CE QUE NE FAIT PAS LA LOI BLANQUER

La loi Blanquer prévoit des milliers de fermetures de classes, notamment dans les zones rurales”
FAUX : conformément à l’engagement pris par le Gouvernement cette loi ne prévoit aucune fermeture, ni de classe ni d’école. Le nombre d’enseignants par élève est en augmentation depuis 2 ans, dans tous les départements, en dépit de la baisse démographique. Plus de 2 300 postes seront créés à la rentrée prochaine ce qui permettra notamment de poursuivre le dédoublement des classes de CP et CE1 dans les zones prioritaires.

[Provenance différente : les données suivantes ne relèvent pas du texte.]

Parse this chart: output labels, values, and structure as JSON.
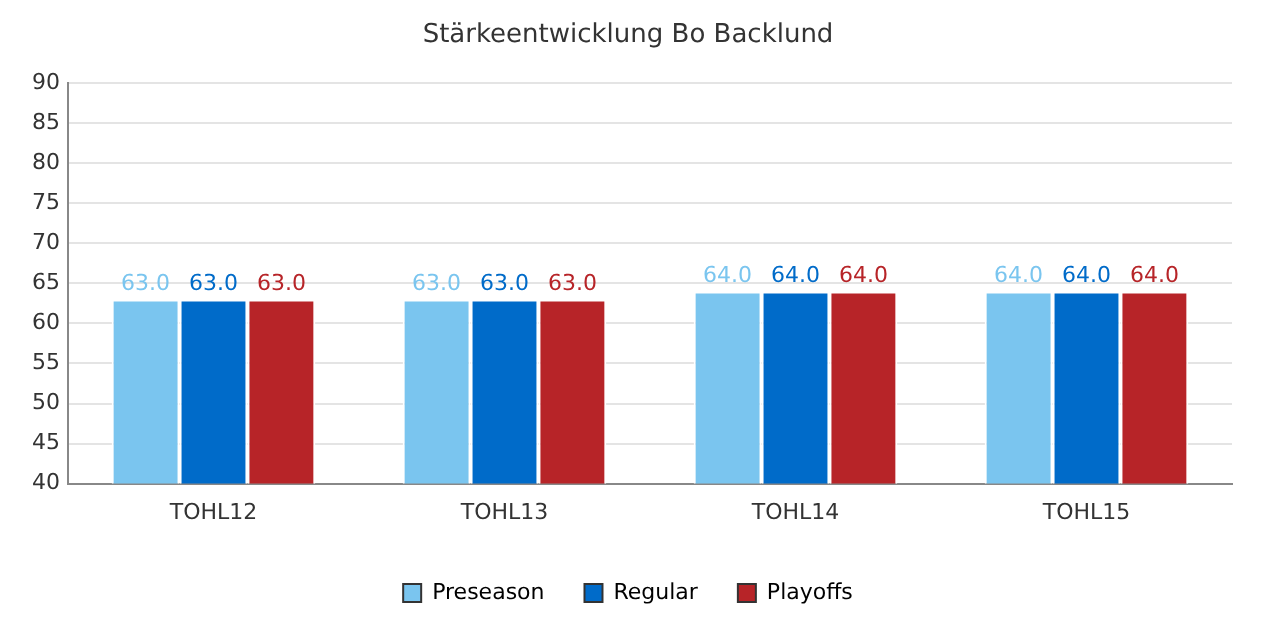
{
  "chart_data": {
    "type": "bar",
    "title": "Stärkeentwicklung Bo Backlund",
    "categories": [
      "TOHL12",
      "TOHL13",
      "TOHL14",
      "TOHL15"
    ],
    "series": [
      {
        "name": "Preseason",
        "color": "#7ac5ef",
        "values": [
          63,
          63,
          64,
          64
        ],
        "value_labels": [
          "63.0",
          "63.0",
          "64.0",
          "64.0"
        ]
      },
      {
        "name": "Regular",
        "color": "#006bc9",
        "values": [
          63,
          63,
          64,
          64
        ],
        "value_labels": [
          "63.0",
          "63.0",
          "64.0",
          "64.0"
        ]
      },
      {
        "name": "Playoffs",
        "color": "#b72428",
        "values": [
          63,
          63,
          64,
          64
        ],
        "value_labels": [
          "63.0",
          "63.0",
          "64.0",
          "64.0"
        ]
      }
    ],
    "ylim": [
      40,
      90
    ],
    "yticks": [
      40,
      45,
      50,
      55,
      60,
      65,
      70,
      75,
      80,
      85,
      90
    ],
    "grid": "y",
    "legend": "bottom"
  }
}
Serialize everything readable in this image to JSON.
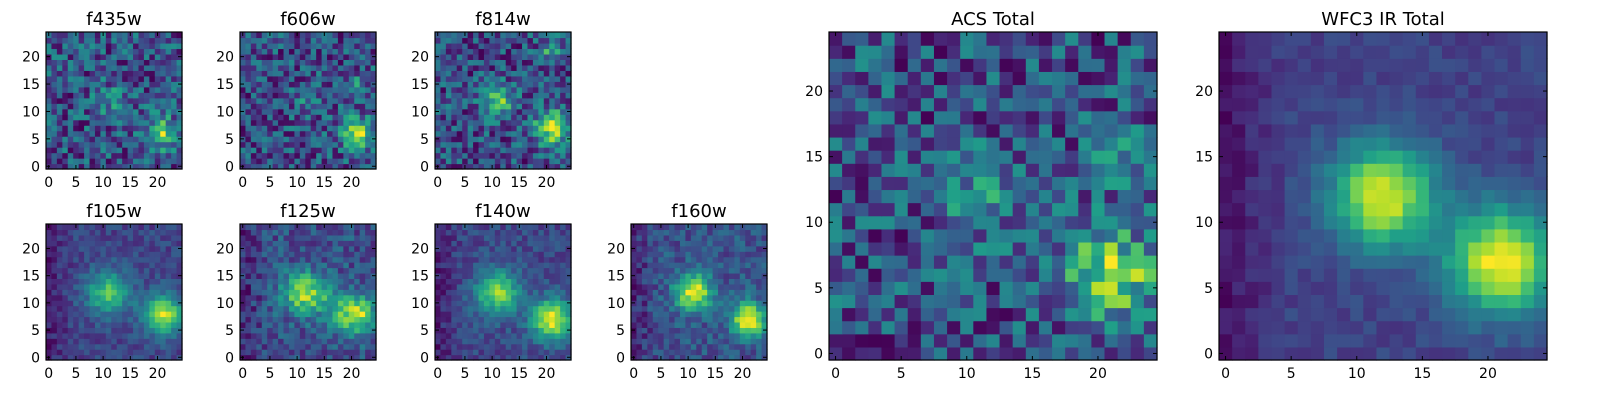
{
  "colormap": "viridis",
  "chart_data": [
    {
      "type": "heatmap",
      "title": "f435w",
      "grid": [
        25,
        25
      ],
      "xticks": [
        0,
        5,
        10,
        15,
        20
      ],
      "yticks": [
        0,
        5,
        10,
        15,
        20
      ],
      "noise": 0.28,
      "blobs": [
        {
          "x": 21,
          "y": 6,
          "amp": 0.55,
          "s": 2.0
        },
        {
          "x": 12,
          "y": 12,
          "amp": 0.2,
          "s": 2.5
        }
      ],
      "seed": 11
    },
    {
      "type": "heatmap",
      "title": "f606w",
      "grid": [
        25,
        25
      ],
      "xticks": [
        0,
        5,
        10,
        15,
        20
      ],
      "yticks": [
        0,
        5,
        10,
        15,
        20
      ],
      "noise": 0.22,
      "blobs": [
        {
          "x": 21,
          "y": 6,
          "amp": 0.6,
          "s": 2.0
        },
        {
          "x": 21,
          "y": 15,
          "amp": 0.3,
          "s": 1.2
        },
        {
          "x": 12,
          "y": 12,
          "amp": 0.15,
          "s": 2.0
        }
      ],
      "seed": 23
    },
    {
      "type": "heatmap",
      "title": "f814w",
      "grid": [
        25,
        25
      ],
      "xticks": [
        0,
        5,
        10,
        15,
        20
      ],
      "yticks": [
        0,
        5,
        10,
        15,
        20
      ],
      "noise": 0.22,
      "blobs": [
        {
          "x": 21,
          "y": 7,
          "amp": 0.6,
          "s": 2.2
        },
        {
          "x": 11,
          "y": 12,
          "amp": 0.45,
          "s": 2.0
        },
        {
          "x": 21,
          "y": 21,
          "amp": 0.3,
          "s": 1.5
        }
      ],
      "seed": 37
    },
    {
      "type": "heatmap",
      "title": "f105w",
      "grid": [
        25,
        25
      ],
      "xticks": [
        0,
        5,
        10,
        15,
        20
      ],
      "yticks": [
        0,
        5,
        10,
        15,
        20
      ],
      "noise": 0.1,
      "blobs": [
        {
          "x": 21,
          "y": 8,
          "amp": 0.75,
          "s": 2.5
        },
        {
          "x": 11,
          "y": 12,
          "amp": 0.55,
          "s": 2.8
        }
      ],
      "seed": 41
    },
    {
      "type": "heatmap",
      "title": "f125w",
      "grid": [
        25,
        25
      ],
      "xticks": [
        0,
        5,
        10,
        15,
        20
      ],
      "yticks": [
        0,
        5,
        10,
        15,
        20
      ],
      "noise": 0.14,
      "blobs": [
        {
          "x": 21,
          "y": 8,
          "amp": 0.6,
          "s": 2.5
        },
        {
          "x": 11,
          "y": 12,
          "amp": 0.55,
          "s": 2.6
        },
        {
          "x": 16,
          "y": 10,
          "amp": 0.2,
          "s": 2.5
        }
      ],
      "seed": 53
    },
    {
      "type": "heatmap",
      "title": "f140w",
      "grid": [
        25,
        25
      ],
      "xticks": [
        0,
        5,
        10,
        15,
        20
      ],
      "yticks": [
        0,
        5,
        10,
        15,
        20
      ],
      "noise": 0.1,
      "blobs": [
        {
          "x": 21,
          "y": 7,
          "amp": 0.75,
          "s": 2.6
        },
        {
          "x": 11,
          "y": 12,
          "amp": 0.6,
          "s": 2.8
        }
      ],
      "seed": 67
    },
    {
      "type": "heatmap",
      "title": "f160w",
      "grid": [
        25,
        25
      ],
      "xticks": [
        0,
        5,
        10,
        15,
        20
      ],
      "yticks": [
        0,
        5,
        10,
        15,
        20
      ],
      "noise": 0.12,
      "blobs": [
        {
          "x": 21,
          "y": 7,
          "amp": 0.7,
          "s": 2.2
        },
        {
          "x": 11,
          "y": 12,
          "amp": 0.65,
          "s": 2.4
        }
      ],
      "seed": 79
    },
    {
      "type": "heatmap",
      "title": "ACS Total",
      "grid": [
        25,
        25
      ],
      "xticks": [
        0,
        5,
        10,
        15,
        20
      ],
      "yticks": [
        0,
        5,
        10,
        15,
        20
      ],
      "noise": 0.25,
      "blobs": [
        {
          "x": 21,
          "y": 6,
          "amp": 0.6,
          "s": 2.3
        },
        {
          "x": 11,
          "y": 12,
          "amp": 0.25,
          "s": 2.0
        },
        {
          "x": 21,
          "y": 15,
          "amp": 0.2,
          "s": 1.5
        }
      ],
      "seed": 97
    },
    {
      "type": "heatmap",
      "title": "WFC3 IR Total",
      "grid": [
        25,
        25
      ],
      "xticks": [
        0,
        5,
        10,
        15,
        20
      ],
      "yticks": [
        0,
        5,
        10,
        15,
        20
      ],
      "noise": 0.05,
      "blobs": [
        {
          "x": 21,
          "y": 7,
          "amp": 0.7,
          "s": 2.8
        },
        {
          "x": 12,
          "y": 12,
          "amp": 0.65,
          "s": 2.8
        }
      ],
      "seed": 113
    }
  ]
}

“Il n’y aura plus de directeurs à l’école primaire. ”
FAUX : il n’y aura aucune suppression de poste de directeur d’école au primaire. La loi permet aux collectivités locales et aux communautés éducatives qui le souhaitent de créer un “établissement public des savoirs fondamentaux” qui rapproche l’école primaire et le collège. Même dans ce cas, chaque école conservera son directeur. Il s’agit d’une expérience sur la base du volontariat et en aucun cas d’un dispositif imposé.

“Les enfants ne seront plus encadrés par des professeurs mais par des étudiants.”
FAUX : la loi prévoit que certains étudiants, en 2e ou 3e année de licence et préparant le concours d’enseignant, puissent aider aux devoirs les élèves ou assister les enseignants dans certains cas. Ces étudiants ne seront jamais seuls en charge d’une classe. L’objectif de ce dispositif est d’améliorer la formation des futurs enseignants.

“À cause de l’instruction obligatoire à 3 ans, les écoles maternelles disparaîtront, au profit des jardins d’enfants.”
FAUX : l’instruction obligatoire à 3 ans va entraîner la scolarisation de 26 000 enfants supplémentaires. Dans les communes n’ayant pas encore suffisamment d’écoles maternelles pour les accueillir, les enfants seront provisoirement pris en charge par les jardins d’enfants et ce jusqu’en 2021. L’école maternelle est ainsi revalorisée dans ses missions d’apprentissage et de socialisation. Les parents préférant instruire leur enfant à domicile pourront continuer à le faire.

“La loi Blanquer réduit la liberté d’expression des professeurs.”
FAUX : la loi rappelle le “devoir de neutralité” des fonctionnaires et demande aux parents et aux élèves de respecter l’institution et les personnels. Un passage symbolique qui vise surtout à améliorer le vivre ensemble.